The Irish may not have had any great love for the British, but most saw the Germans, especially the Protestant Prussianism that ruled Germany, as by far the greater threat. Indeed, though many English assumed, despite evidence to the contrary, that the Irish generally would favor a German victory out of mere spite, Chesterton shows that, despite a few misguided exceptions, this was simply not true. In fact, the greatest support for Berlin came not from Irish Catholics, but from Irish Protestants, especially Ulster Protestants.
“If ever there was a natural alliance in the world, it would have been the alliance between Belfast and Berlin,” Chesterton writes. “Belfast and Berlin are on the same side in the deepest of all the spiritual issues involved in the war. And that is the simple issue of whether pride is a sin, and therefore a weakness.”
Chesterton wrote this book about three years before he himself became a Catholic. But his writing here overflows with the keen understanding and love for the Catholic religion that characterized his writing throughout his career.
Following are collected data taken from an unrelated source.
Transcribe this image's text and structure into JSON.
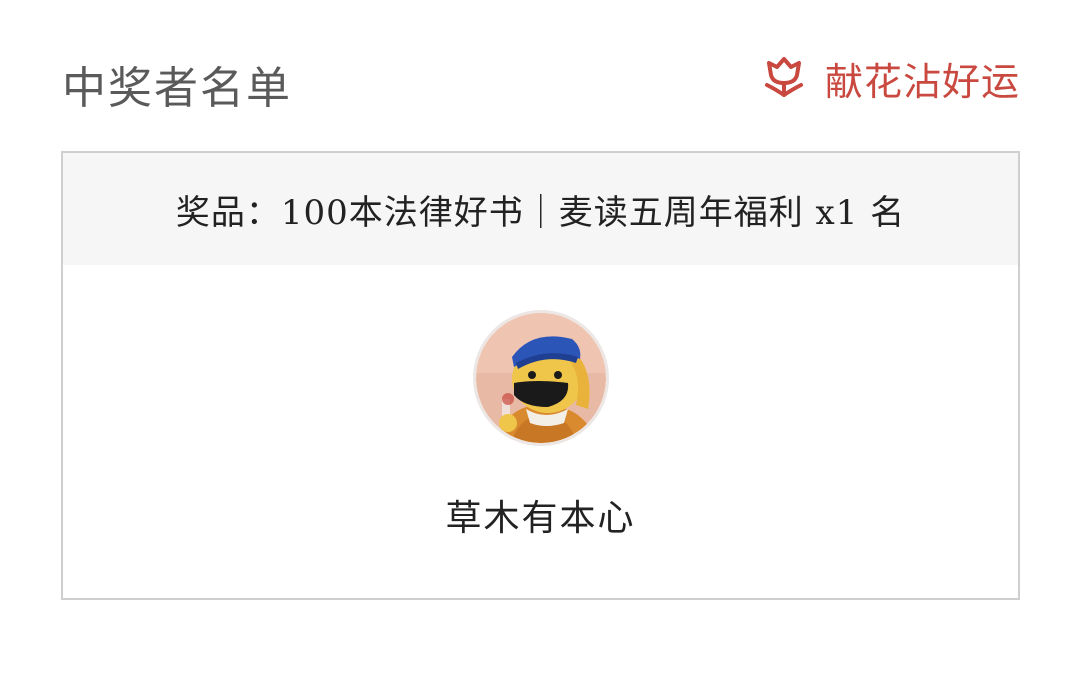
{
  "header": {
    "title": "中奖者名单",
    "flower_link_label": "献花沾好运",
    "flower_icon": "flower-icon",
    "accent_color": "#c9483f"
  },
  "prize": {
    "text": "奖品：100本法律好书｜麦读五周年福利 x1 名"
  },
  "winner": {
    "avatar_icon": "avatar-illustration",
    "name": "草木有本心"
  }
}
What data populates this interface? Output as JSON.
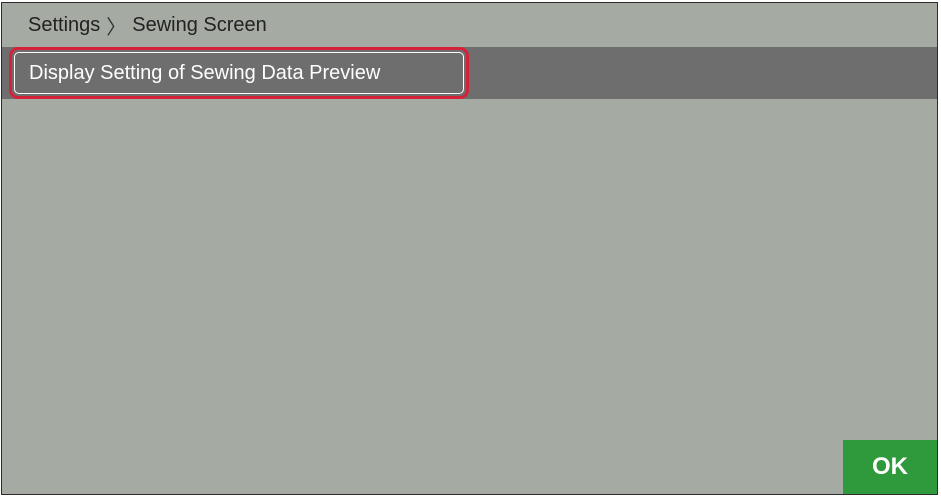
{
  "header": {
    "breadcrumb": {
      "parent": "Settings",
      "separator": "〉",
      "current": "Sewing Screen"
    }
  },
  "menu": {
    "items": [
      {
        "label": "Display Setting of Sewing Data Preview",
        "highlighted": true
      }
    ]
  },
  "footer": {
    "ok_label": "OK"
  },
  "colors": {
    "background": "#a5aaa3",
    "item_bar": "#6e6e6e",
    "highlight_border": "#d5213a",
    "ok_button": "#2f9a3c"
  }
}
He understands that religion may be the most obvious thing that makes the Irish a separate people from the English, but it is far from being the only thing. The roles of hearth and home in Irish life, the supreme importance of the family, to say nothing of the Irish affinity for poetry, make them as distinct from the English as could be. “In Ireland, a man carries the family mansion about with him like a snail; and his father’s ghost follows him like a shadow,” he wrote.
And anyway, even if the conflict comes down to religion, it is not just a matter of one religion having a Pope as its supreme head, and the other having the English monarch as its supreme head. A religion is more than merely where you worship; it’s much more than whether a man carries an image of our Lady in his pocket or a picture of the Queen:
If a man says that there is no difference between a Protestant and a Catholic, and that both can act in an identical fashion everywhere but in a church or chapel, he is madly driving the cart horse when he has forgotten the cart. A religion is not the church a man goes to but the cosmos he lives in; and if any sceptic forgets it, the maddest fanatic beating an Orange drum about the Battle of the Boyne is a better philosopher than he.
Fortunately for both the Irish and the English, Chesterton is a better philosopher than fanatical Orangemen beating their drums, and you will be a better philosopher, and will have a much better understanding of the tangled web of Anglo-Irish religion and politics, after having read this book. IHS Press, the small publishing house dedicated to spreading Catholic social teaching by bringing back out-of-print books such as this, is to be commended for making Irish Impressions once again available.
Sean P. Dailey is editor-in-chief of Gilbert Magazine, a literary journal devoted to the thought and writings of English Catholic writer G.K. Chesterton.